Fotos: Davi de Castro/Jornal de Hoje
Ainda na Rua Governador Portela, entre os números 1.046 a 1.076, o forró “come solto” a noite toda no “Bar do Hermes”. O barulho incomoda a vizinhança, contrariando o artigo 72 do Código de Posturas. As reclamações já foram feitas à prefeitura, polícia, defesa civil e outros órgãos. Mas, segundo moradores da região, providências nunca foram tomadas. “É muito barulho e a gente não consegue dormir”, disse Jaime Soares, 70 anos, morador da Santa Luzia. “É uma bagunça que não deixa a gente dormir, pois a música é muito alta”, concorda José de Freitas, 83. “O barulho vai até as 4h da manhã”, confirma Celso Monteiro, outro morador da área.
O governo sabe
Quando o assunto é bagunça, propina, camelôs e Calçadão de Nova Iguaçu, as pessoas têm medo de falar. Outras, falam desde que sejam mantidas no anonimato. “Esse assuntos já levaram muita gente para debaixo dos sete palmos (morte)”, disse um comerciante. “Nada aqui acontece sem a conivência do governante maior”, completou. “Não acredito que o prefeito, seja ele quem for (evitando falar o nome de Rogerio Lisboa), não saiba como funciona isso aqui. Na campanha, fazem reuniões e promessas aqui. Depois, ó… (o comerciante aponta o dedo indicador para o bolso e ri)”.
Outro comerciante revoltado com a bagunça nas ruas centrais disse que “não acredita em mudança para melhor”. E justifica: “Quando o prefeito era aquele rapaz do PT (Lindberg Farias, atual senador) o Rogerio tinha uns amigos que cuidavam aqui do calçadão. Então, ele sabe como funciona isso aqui. Mas só muda se tiver organização e autoridade”, duvida.
Mercado Popular

Fotos: Davi de Castro/Jornal de Hoje
Ao se falar de promessa, o presidente do Sindicato dos Vendedores de Rua de Nova Iguaçu e Belford Roxo, André da Silva, 77 anos, lembrou ontem da que fez o então candidato a prefeito Rogerio Lisboa, durante a campanha eleitoral. “Ele prometeu que não iria remover os vendedores da Praça Maria Eunice (antiga José Hipólito de Oliveira, conhecida como camelódromo)”, disse.

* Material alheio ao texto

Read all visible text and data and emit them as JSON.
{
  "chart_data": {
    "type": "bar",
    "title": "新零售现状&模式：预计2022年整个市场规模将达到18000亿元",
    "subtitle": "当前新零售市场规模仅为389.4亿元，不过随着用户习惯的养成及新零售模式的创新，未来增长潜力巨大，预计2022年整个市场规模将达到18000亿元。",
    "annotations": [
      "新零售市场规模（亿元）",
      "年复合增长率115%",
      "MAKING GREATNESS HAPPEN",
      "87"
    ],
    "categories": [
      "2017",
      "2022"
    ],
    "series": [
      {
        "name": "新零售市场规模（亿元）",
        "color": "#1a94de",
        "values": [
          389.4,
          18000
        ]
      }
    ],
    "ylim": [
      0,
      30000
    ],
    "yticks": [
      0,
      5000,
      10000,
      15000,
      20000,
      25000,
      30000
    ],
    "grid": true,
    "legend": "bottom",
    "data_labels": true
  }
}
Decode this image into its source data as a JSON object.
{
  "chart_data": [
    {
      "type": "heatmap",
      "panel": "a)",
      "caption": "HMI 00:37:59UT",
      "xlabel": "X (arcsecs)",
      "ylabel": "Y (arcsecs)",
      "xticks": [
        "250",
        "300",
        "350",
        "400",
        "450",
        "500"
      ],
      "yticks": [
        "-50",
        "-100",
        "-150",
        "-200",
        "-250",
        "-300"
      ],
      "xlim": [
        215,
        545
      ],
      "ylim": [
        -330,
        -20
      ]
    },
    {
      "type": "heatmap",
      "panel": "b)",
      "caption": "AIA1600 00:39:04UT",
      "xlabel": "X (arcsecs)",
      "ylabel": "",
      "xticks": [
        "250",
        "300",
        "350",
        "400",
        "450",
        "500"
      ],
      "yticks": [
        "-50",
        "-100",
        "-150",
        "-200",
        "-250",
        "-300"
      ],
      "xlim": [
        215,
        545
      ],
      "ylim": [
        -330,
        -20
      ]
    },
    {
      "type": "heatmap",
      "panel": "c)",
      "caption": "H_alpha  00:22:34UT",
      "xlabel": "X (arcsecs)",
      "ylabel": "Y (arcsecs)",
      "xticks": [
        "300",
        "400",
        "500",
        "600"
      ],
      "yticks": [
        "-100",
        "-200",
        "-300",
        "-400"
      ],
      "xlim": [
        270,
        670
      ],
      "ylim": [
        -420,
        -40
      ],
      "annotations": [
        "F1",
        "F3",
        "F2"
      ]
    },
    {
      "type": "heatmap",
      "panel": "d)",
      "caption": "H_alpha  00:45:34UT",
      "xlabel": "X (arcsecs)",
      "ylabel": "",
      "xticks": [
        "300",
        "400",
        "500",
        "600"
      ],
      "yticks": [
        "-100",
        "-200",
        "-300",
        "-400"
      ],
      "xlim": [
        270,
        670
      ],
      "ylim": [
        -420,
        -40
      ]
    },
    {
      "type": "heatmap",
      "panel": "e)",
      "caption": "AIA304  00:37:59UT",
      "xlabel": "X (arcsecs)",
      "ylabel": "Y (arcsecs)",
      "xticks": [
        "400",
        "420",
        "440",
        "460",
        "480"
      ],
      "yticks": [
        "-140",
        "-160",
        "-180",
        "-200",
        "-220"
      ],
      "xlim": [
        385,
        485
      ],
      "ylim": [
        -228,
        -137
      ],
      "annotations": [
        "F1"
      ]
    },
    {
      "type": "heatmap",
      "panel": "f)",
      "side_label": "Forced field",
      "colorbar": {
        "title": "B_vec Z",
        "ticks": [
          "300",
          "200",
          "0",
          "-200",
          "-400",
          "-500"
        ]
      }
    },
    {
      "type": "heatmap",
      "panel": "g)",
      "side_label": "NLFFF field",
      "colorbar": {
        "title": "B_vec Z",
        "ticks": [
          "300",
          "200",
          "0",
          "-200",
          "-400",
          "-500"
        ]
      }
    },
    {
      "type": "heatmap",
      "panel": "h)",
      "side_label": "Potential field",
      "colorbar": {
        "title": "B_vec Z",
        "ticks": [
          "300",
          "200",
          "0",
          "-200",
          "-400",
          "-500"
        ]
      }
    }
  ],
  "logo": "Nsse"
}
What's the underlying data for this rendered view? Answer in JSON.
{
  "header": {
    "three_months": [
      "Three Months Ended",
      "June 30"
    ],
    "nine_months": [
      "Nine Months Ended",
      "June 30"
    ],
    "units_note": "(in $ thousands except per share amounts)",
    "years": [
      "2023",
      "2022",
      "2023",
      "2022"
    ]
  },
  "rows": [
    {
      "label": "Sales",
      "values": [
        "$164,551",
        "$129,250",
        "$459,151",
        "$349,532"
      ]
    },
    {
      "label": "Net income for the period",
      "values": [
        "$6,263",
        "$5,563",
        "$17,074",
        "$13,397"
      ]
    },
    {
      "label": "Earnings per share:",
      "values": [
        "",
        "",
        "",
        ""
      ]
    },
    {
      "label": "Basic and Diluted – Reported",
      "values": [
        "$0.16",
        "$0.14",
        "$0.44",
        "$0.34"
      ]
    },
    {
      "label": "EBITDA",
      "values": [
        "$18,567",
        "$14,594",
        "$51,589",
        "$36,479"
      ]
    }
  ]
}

Porém, ao lado há o Mercado Popular Central de Nova Iguaçu, com 259 boxes, ambiente totalmente climatizado. Mas, em virtude de uma pendenga jurídica, o espaço está se deteriorando, inclusive os gigantescos aparelhos de ar condicionado de 83 mil BTUs. “Os vendedores também não querem ir pra lá. São 259 boxes apenas, para 317 deles. Sendo assim, 58 famílias ficariam fora”, revela André. Convocado para uma reunião com o setor de posturas, possivelmente hoje, ele sonha em chegar até o prefeito para tratar desse assunto. Mas a conversa será para recuar as barracas que estão no meio da Avenida Nilo Peçanha.